VALIS is a 1981 novel by Philip K. Dick in which an author-insert named Horselover Fat cooks up an elaborate theory about the true nature of the universe involving a shade of pink that doesn’t exist, the idea that all time between 5th century Rome and 1974 was a fictional interpolation by an evil entity, and an alien satellite called VALIS.
For Dick, this was all literally true; hence the self-insert. There is, however, some metafictional play here: the novel is narrated by Phil, author of Do Androids Dream of Electric Sheep? and Man in the High Castle, who exists alongside Horselover Fat. Later in the novel, Fat dies, and Phil realises that he unconsciously split Fat away from his own personality in a sort of Freudian rejection…and so on. The novel’s chronological flow is similarly confused, jumping around timelines in a way that’s vaguely free-associative, fracturing experience into personal gnosis.
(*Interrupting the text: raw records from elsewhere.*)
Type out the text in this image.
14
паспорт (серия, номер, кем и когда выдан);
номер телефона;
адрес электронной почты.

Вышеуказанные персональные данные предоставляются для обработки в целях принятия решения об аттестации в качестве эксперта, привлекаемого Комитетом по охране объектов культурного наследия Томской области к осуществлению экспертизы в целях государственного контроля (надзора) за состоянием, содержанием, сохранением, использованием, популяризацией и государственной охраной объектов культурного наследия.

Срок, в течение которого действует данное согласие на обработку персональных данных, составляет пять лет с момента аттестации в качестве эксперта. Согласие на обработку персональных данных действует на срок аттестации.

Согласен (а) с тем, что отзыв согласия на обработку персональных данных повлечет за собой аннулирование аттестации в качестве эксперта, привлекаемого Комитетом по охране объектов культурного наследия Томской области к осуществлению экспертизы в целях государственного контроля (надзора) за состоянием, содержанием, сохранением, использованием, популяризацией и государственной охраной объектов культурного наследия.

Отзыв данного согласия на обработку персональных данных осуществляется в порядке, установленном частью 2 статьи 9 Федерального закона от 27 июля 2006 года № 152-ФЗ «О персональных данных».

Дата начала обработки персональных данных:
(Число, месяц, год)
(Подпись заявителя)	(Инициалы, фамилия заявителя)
I found myself jumping back and forth trying to work out what had happened before what and what, therefore, was important when.
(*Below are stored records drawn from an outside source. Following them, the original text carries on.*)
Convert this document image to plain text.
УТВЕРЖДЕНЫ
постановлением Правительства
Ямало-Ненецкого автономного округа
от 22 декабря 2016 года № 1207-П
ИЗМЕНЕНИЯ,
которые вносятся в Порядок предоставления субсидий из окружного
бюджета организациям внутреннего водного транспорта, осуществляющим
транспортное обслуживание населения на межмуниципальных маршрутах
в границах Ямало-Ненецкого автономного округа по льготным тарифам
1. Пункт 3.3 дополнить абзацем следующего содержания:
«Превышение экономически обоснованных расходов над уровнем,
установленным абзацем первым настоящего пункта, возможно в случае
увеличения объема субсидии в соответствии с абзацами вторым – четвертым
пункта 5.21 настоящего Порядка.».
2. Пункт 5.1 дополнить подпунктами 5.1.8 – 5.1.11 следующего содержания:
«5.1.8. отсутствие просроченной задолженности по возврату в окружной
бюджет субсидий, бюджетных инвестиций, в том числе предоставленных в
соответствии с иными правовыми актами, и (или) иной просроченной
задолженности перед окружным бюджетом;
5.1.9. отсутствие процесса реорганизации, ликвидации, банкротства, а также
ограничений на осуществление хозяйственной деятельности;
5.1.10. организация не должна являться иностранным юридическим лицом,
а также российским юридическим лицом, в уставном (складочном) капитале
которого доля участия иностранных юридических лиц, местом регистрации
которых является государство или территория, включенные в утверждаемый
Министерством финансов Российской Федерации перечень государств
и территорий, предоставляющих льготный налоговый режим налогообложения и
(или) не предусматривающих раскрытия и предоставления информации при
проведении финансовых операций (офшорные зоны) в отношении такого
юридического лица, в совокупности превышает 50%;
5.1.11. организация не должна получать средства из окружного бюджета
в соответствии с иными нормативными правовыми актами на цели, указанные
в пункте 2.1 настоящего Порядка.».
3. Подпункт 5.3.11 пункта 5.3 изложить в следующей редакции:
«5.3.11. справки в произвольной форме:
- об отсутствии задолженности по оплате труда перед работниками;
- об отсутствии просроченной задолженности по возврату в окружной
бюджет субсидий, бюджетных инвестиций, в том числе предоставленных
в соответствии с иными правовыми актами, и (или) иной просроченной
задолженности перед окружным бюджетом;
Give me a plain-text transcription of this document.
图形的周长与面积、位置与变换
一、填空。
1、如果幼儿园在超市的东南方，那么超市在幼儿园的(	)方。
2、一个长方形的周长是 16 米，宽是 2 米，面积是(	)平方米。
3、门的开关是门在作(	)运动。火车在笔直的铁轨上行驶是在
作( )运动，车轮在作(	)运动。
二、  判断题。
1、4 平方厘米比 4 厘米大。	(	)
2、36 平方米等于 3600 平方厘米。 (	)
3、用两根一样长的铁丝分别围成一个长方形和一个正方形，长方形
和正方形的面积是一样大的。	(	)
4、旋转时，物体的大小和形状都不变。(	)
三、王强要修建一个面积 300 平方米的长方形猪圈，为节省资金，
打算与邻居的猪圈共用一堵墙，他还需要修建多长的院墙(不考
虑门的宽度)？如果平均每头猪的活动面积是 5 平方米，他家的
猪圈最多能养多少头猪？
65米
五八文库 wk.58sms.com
Adam Roberts describes VALIS as “a novel of prodigious, almost heroic tedium” and goes on to relate that to the work the novel is doing:
It’s difficult to think of another writer, or theologian, who gives us this insight into precisely the ordinariness of religious revelation—a thrilling banality perhaps, but a banality nonetheless
I like this reading, and find it convincing. But I also feel the novel is more…purposeful – more aware of its own ridiculousness – than Roberts suggests. Complicated and made self-aware by its metafictional shenanigans around the identity of its author, it’s more than the fervent conspiracy-ramblings of the Scientologist or the UFOlogist. It’s not even confident in its own divine revelation, as the prophet of Fat’s newfound cosmology, a two-year-old child named Sophia, dies just a few days after we meet her: was she truly Wisdom embodied? Or just a precocious child with a brain tumour, coached by her parents? With its fractured narrative and its lack of faith in anything, VALIS embodies not only the tedium of religious revelation but also the impossibility of following its logic. If everything means nothing, then everything can also mean everything; so the believer can pick and choose signs to their heart’s content. It’s this arbitrariness that Dick and his characters fear most, I think: the arbitrariness that says that one person’s religious revelation is another’s hallucination. Nothing is true for everyone.